OMAR musiki hafızamızı kayda geçiriyor

Bu kez şansım yaver gitti ve İstanbul Üniversitesi Osmanlı Dönemi Müziği Uygulama ve Araştırma Merkezi'nin (OMAR) web sitesinde yıllar önce arayıp da bulamadığım "Cumhuriyet Marşı"na ilişkin bilgilere rastladım. Sözleri, bestecisi, güftecisi ve Arap alfabesi ve Batı notasyonuyla yazılmış marş karşımda duruyordu.

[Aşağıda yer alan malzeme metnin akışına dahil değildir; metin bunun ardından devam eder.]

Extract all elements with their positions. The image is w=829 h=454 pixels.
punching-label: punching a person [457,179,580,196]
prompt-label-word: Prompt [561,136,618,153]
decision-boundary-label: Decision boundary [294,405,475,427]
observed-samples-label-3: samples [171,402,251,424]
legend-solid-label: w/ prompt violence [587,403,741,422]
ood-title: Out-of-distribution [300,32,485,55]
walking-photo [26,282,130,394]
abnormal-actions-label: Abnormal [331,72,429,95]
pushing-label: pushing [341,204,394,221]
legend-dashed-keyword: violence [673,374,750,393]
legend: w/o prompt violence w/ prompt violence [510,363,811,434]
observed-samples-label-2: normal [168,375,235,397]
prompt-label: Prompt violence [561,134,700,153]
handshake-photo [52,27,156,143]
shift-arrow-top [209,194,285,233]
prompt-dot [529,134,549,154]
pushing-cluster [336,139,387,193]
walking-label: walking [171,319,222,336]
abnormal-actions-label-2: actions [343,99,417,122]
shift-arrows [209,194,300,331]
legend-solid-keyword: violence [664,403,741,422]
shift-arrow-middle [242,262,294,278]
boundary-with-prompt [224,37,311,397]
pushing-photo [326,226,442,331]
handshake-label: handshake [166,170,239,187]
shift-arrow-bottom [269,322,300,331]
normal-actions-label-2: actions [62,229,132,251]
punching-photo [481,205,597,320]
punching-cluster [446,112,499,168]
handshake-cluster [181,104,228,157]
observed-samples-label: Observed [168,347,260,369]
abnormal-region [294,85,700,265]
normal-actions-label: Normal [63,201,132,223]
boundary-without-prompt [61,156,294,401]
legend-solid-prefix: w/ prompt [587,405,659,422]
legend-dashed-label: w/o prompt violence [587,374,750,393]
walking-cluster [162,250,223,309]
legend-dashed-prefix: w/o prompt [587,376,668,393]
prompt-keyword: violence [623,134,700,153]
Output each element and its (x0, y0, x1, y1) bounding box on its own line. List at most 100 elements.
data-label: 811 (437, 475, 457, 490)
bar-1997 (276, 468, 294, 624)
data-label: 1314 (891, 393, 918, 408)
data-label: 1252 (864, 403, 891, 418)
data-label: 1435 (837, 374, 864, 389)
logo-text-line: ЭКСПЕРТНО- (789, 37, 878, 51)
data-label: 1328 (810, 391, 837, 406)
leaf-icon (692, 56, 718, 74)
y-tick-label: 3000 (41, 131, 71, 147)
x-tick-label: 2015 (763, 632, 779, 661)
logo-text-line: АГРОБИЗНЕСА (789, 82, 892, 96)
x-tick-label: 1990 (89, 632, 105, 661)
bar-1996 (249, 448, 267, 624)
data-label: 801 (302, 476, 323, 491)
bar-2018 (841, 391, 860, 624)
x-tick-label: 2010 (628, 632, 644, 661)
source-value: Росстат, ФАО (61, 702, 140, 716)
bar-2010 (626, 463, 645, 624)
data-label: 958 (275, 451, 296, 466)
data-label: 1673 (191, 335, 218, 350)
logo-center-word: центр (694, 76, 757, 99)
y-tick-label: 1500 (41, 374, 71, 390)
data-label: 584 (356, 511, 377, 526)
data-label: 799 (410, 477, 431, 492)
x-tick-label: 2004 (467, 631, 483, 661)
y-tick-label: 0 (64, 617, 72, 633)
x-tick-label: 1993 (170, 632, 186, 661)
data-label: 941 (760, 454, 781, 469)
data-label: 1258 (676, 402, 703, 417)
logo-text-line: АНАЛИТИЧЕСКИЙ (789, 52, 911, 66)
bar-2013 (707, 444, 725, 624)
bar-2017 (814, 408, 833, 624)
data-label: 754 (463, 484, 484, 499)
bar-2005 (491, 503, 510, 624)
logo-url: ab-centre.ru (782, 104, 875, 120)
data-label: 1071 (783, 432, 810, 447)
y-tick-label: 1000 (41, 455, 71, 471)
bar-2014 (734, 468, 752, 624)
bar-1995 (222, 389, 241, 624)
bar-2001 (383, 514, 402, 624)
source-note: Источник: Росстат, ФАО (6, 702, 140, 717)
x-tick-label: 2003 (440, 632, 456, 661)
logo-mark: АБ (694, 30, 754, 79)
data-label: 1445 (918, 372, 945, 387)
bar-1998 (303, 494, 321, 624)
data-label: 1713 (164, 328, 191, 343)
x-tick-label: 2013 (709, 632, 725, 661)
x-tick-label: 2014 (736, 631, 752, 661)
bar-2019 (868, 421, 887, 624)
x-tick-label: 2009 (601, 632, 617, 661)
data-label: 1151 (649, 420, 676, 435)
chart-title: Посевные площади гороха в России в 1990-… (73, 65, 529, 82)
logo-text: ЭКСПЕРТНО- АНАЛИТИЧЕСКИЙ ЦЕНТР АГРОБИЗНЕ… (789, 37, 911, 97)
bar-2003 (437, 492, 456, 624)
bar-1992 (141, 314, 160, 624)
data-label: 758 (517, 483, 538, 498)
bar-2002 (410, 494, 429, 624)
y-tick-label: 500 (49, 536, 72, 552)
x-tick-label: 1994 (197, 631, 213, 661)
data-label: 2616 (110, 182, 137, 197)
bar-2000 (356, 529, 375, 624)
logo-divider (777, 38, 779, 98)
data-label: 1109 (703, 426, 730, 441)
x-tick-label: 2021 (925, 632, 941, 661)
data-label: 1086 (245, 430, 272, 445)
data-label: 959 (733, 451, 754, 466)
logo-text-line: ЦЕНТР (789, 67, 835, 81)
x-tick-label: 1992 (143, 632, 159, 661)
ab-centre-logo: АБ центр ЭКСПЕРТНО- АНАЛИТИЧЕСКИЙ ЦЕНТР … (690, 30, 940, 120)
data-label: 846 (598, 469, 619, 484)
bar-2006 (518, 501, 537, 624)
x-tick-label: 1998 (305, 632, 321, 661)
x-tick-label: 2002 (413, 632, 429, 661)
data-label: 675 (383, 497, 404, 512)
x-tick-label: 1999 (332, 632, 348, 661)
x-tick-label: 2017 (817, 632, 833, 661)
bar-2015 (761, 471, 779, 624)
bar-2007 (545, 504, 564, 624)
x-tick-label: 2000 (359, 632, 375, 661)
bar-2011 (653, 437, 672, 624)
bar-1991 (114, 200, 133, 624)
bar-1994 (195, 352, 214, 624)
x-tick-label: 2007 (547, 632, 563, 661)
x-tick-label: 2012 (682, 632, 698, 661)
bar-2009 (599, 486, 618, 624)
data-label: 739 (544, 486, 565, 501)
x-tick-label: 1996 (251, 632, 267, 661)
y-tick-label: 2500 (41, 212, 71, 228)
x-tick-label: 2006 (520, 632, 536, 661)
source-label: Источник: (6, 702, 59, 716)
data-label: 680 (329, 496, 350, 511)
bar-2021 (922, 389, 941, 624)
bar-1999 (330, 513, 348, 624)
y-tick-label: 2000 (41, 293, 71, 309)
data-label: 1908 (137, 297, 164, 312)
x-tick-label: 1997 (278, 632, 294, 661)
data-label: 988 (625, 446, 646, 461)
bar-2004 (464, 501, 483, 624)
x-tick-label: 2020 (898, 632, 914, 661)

2012 yılında açılan, musikiseverler için tam bir hazine niteliğinde olan sitede verilen bilgilere göre rahmetli Ayşe Henise Tufan'ın çocukluğunda öğrendiği Cumhuriyet Marşı, ülkemizdeki ilk resmi müzik okulu Dârü’l-Elhân hocalarından Kemani Muallim Eyyubi Mustafa Sunar tarafından 1924 yılında bestelenmişti. Marşın güftesi ise Ömer Lütfi Bey'e aitti. Rast makamında bestelenen "Cumhuriyet Marşı"nın orijinal versiyonu OMAR'ın sitesinde 2019 yılında 29 Ekim 2019 günü yayına açılmıştı. Türk Müziği İcra Heyeti tarafından seslendirilen ve merkezin multimedya arşivinde yer verilen marşın açıklamasında şu bilgiler yer alıyordu:

"Dârülelhan hocalarından Kemanî ve Rebabî Eyyubî Mustafa (Sunar) Bey'in bestelediği, güftesi Ömer Lütfi Bey'e ait olan rast makamındaki marşın notalarını ve ses kaydını 29 Ekim Cumhuriyet Bayramı münasebetiyle yayınlıyoruz. Marşın melodisi Şamlı İskender yayını Müntehabât notaları içinde 524 numaralı yaprakta ve Mustafa Bey'in yazdığı Alaturka Keman Muallimi (İstanbul, 1340/1924) adlı metodun son sayfasında yayımlanmışır."

HALKIN DİLİNDE DÖNÜŞTÜ

Sitede yer alan sözleri okuyup, marşı dinlediğimde Ayşe Henise Teyze'den dinlediğimden farklı ve daha kısa olduğunu fark ettim. Konudan haberdar etmek ve bilgilenmek için İstanbul Üniversitesi Osmanlı Dönemi Müziği Uygulama ve Araştırma Merkezi Müdürü, Proje Yürütücüsü Gönül Paçacı Tunçay'ı aradım. Sonra da adresine bu marşı daha önce nasıl ve nerede duyduğumu anlatan bir e-posta iletisi gönderdim.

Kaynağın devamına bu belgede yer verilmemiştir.